Whether those risks are similar to playing the lotto, or taking on the vast oceans in search of new continents, it has just never been part of the human psyche to passively wait for things to happen. 

Taking an active approach has always been considered a key ingredient to being successful. 

Active management in the investment context refers to a strategy where investors make certain decisions with the aim of reaching a specific goal, such as outperforming certain indices, for example. 

Passive management, on the other hand, usually means that investors make very few changes to their portfolios, and in doing so, manage to keep investment costs relatively low. 

Active management was generally perceived to be the better strategy, but the more passive exchange-traded funds (ETFs) have proven quite the contrary over the last few years.

ETFs are highly tradable collective investment schemes listed on the stock exchange with the sole purpose of delivering 100% of the returns of a specific index, such as the FTSE/JSE All Share Index (JSE). 

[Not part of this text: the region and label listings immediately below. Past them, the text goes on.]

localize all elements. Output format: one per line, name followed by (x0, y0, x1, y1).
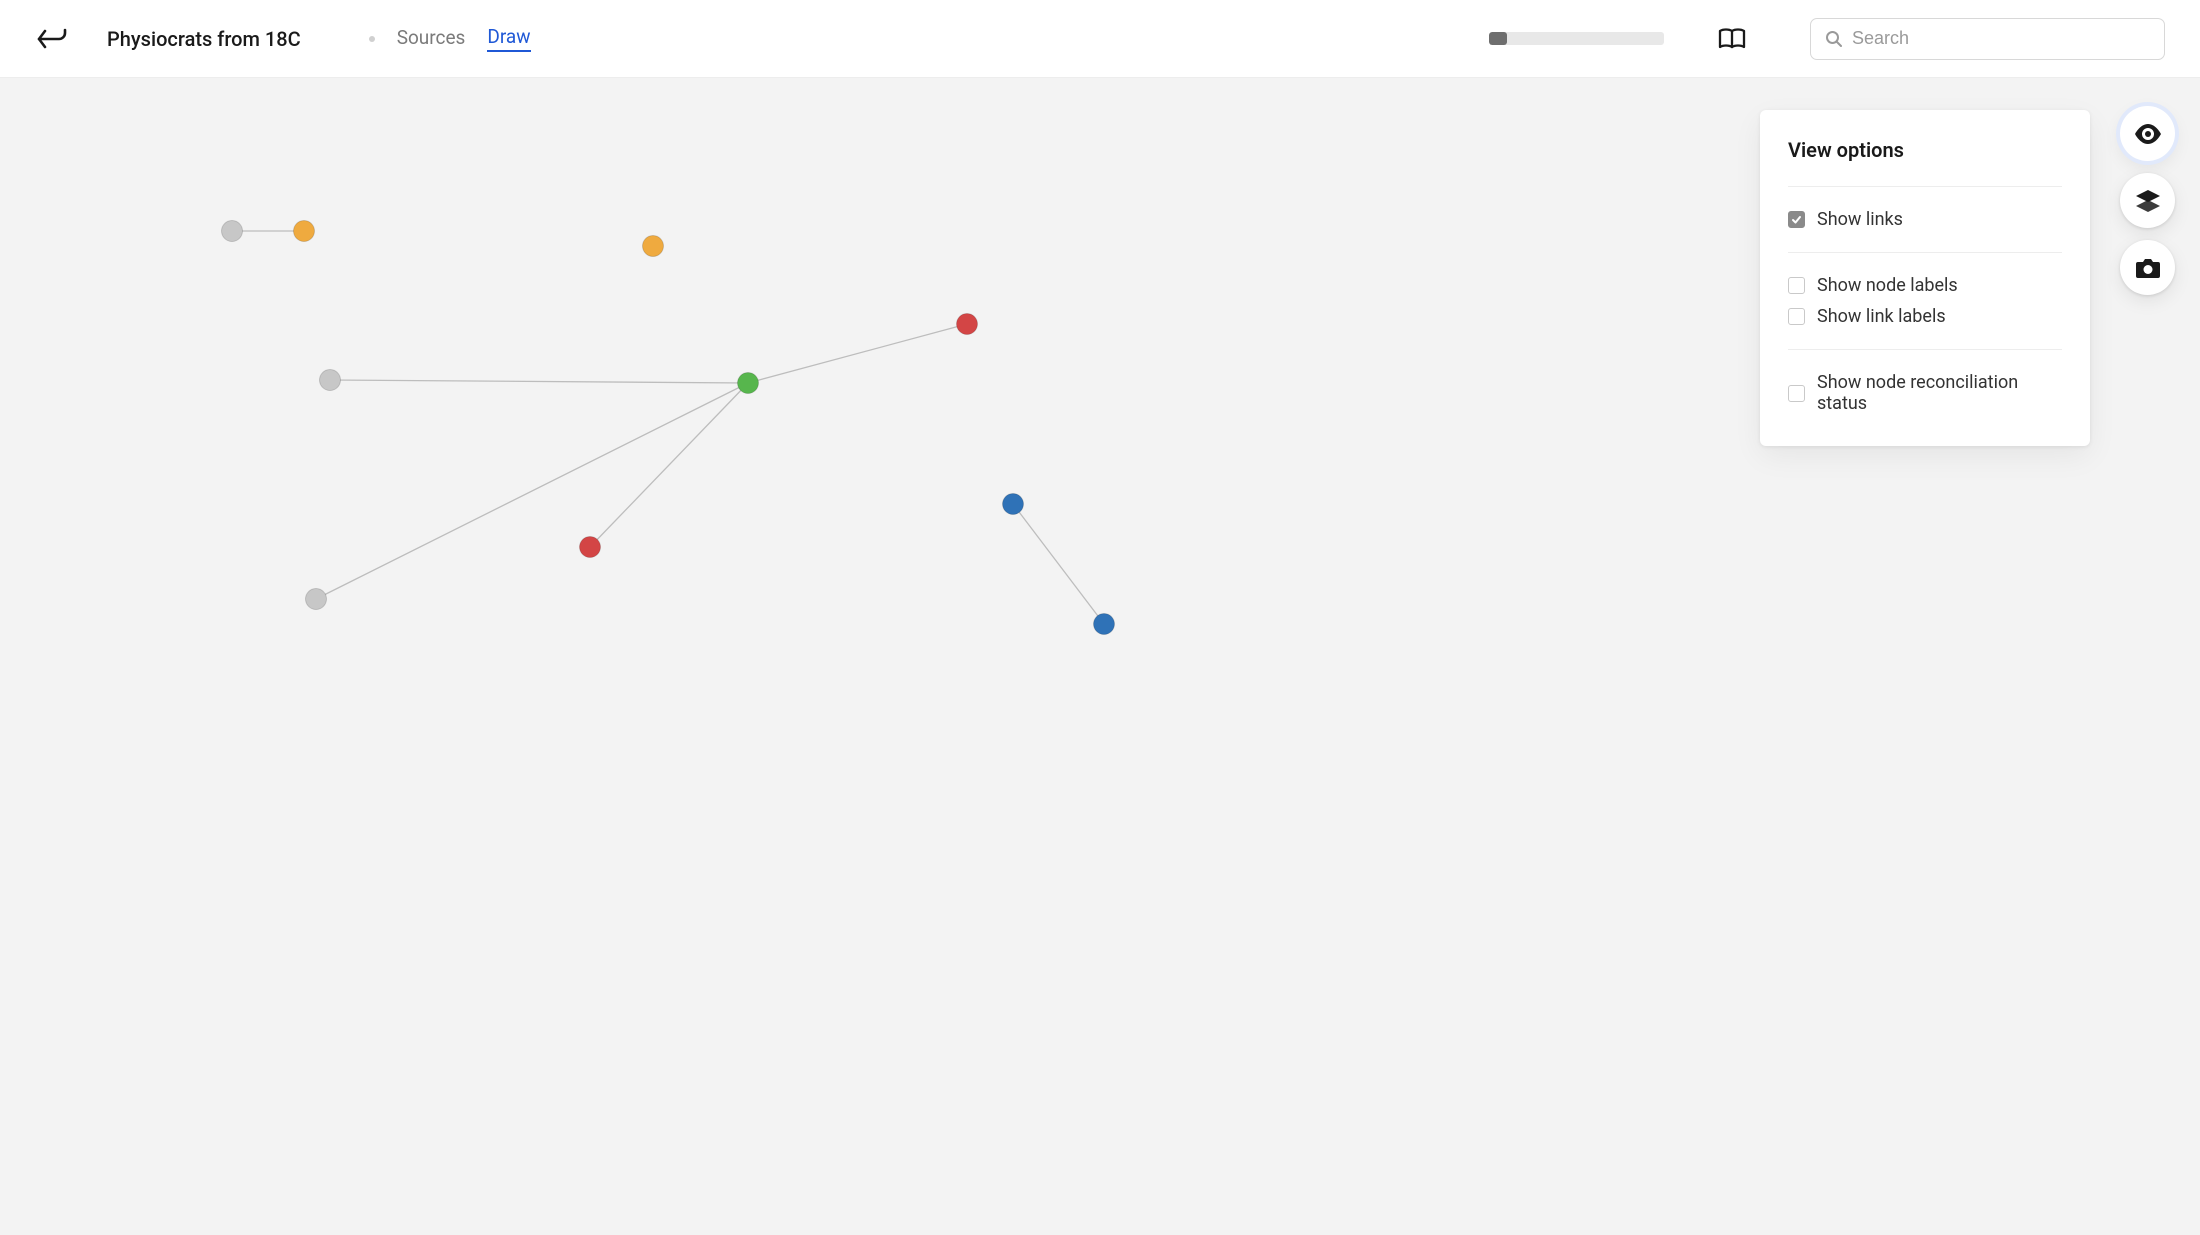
eye-icon (2134, 124, 2162, 144)
graph-node[interactable] (222, 221, 243, 242)
mode-tabs: Sources Draw (369, 25, 531, 52)
graph-canvas[interactable]: View options Show links Show node labels… (0, 78, 2200, 1235)
graph-node[interactable] (957, 314, 978, 335)
book-icon (1717, 27, 1747, 51)
tab-sources[interactable]: Sources (397, 26, 466, 51)
tool-view-options[interactable] (2120, 106, 2175, 161)
library-button[interactable] (1714, 21, 1750, 57)
graph-node[interactable] (738, 373, 759, 394)
graph-node[interactable] (320, 370, 341, 391)
separator-dot-icon (369, 36, 375, 42)
tab-draw[interactable]: Draw (487, 25, 530, 52)
view-options-panel: View options Show links Show node labels… (1760, 110, 2090, 446)
checkbox-icon (1788, 308, 1805, 325)
layers-icon (2135, 189, 2161, 213)
top-bar-left: Physiocrats from 18C Sources Draw (35, 25, 531, 52)
tool-snapshot[interactable] (2120, 240, 2175, 295)
progress-bar[interactable] (1489, 32, 1664, 45)
checkbox-icon (1788, 277, 1805, 294)
checkbox-icon (1788, 211, 1805, 228)
option-show-link-labels[interactable]: Show link labels (1788, 306, 2062, 327)
option-label: Show node reconciliation status (1817, 372, 2062, 414)
graph-node[interactable] (1094, 614, 1115, 635)
project-title: Physiocrats from 18C (107, 27, 301, 51)
graph-link[interactable] (1013, 504, 1104, 624)
progress-fill (1489, 32, 1507, 45)
camera-icon (2135, 257, 2161, 279)
graph-node[interactable] (294, 221, 315, 242)
panel-divider (1788, 186, 2062, 187)
search-input[interactable] (1852, 28, 2150, 49)
graph-node[interactable] (643, 236, 664, 257)
search-field[interactable] (1810, 18, 2165, 60)
search-icon (1825, 30, 1842, 47)
graph-link[interactable] (330, 380, 748, 383)
option-show-links[interactable]: Show links (1788, 209, 2062, 230)
top-bar: Physiocrats from 18C Sources Draw (0, 0, 2200, 78)
panel-divider (1788, 252, 2062, 253)
graph-node[interactable] (1003, 494, 1024, 515)
graph-link[interactable] (748, 324, 967, 383)
option-show-node-labels[interactable]: Show node labels (1788, 275, 2062, 296)
option-label: Show links (1817, 209, 1903, 230)
view-options-title: View options (1788, 138, 2062, 162)
checkbox-icon (1788, 385, 1805, 402)
option-label: Show node labels (1817, 275, 1958, 296)
graph-node[interactable] (306, 589, 327, 610)
graph-link[interactable] (590, 383, 748, 547)
option-label: Show link labels (1817, 306, 1946, 327)
panel-divider (1788, 349, 2062, 350)
graph-node[interactable] (580, 537, 601, 558)
option-show-reconciliation[interactable]: Show node reconciliation status (1788, 372, 2062, 414)
tool-layers[interactable] (2120, 173, 2175, 228)
back-arrow-icon (37, 28, 67, 50)
graph-link[interactable] (316, 383, 748, 599)
back-button[interactable] (35, 27, 69, 51)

Keep in mind that while active management focuses on the management of both shares and risk for investors, passive management focuses only on the share weights attached to a chosen index or benchmark, for example. 

This means that in a year such as 2017, where Naspers* carried 20% weight in the total JSE and top 40 related ETFs, and grew by a whopping 76% on top of that, it would have been extremely difficult for active managers to outperform the more passive funds, mostly because of a fear of taking too much risk and a reluctance to allocate the same weight in their funds to Naspers.

But, as the saying goes, “all good things come to an end”, and as things turned around for the JSE in 2018, we also started to see a change in this trend. Up to 7 October 2018, the JSE’s performance was still negative by 7% for the year and NO passive ETFs made the list of top 20 best performing funds for 2018. 

On the contrary, 44% of those best-performing funds are made up of actively management funds (General Equity Unit Trusts), which, on a year-to-date basis, is still ahead of the JSE in terms of performance. 

Of the 76 funds which make up this 44%, 17 were completely positive for the year – and this is quite an achievement as it’s no secret that for investors, this has been an incredibly challenging year so far. 

Furthermore, despite their higher-than-average costs, the actively managed funds which managed to outperform the JSE in 2018 so far, have managed to do so by an average of 4%.

I’m sure that there are quite a few passively managed fund supporters out there who may consider my data biased, but I assure you that this is not the case. 

I feel that there will always be space for good passively managed funds in most investment portfolios. 

What I want to reiterate, is the fact that while ETFs’ main purpose is to offer lower costs and a low tracking error, active managers’ main purpose is to manage both investors’ growth as well as risk. 

My mom always said that if you buy something cheap, it may end up costing you an arm and a leg. 

So when doing your homework on investments, make sure that you don’t only consider the price of those investments, but that you also take a look at their risk-adjusted historical returns.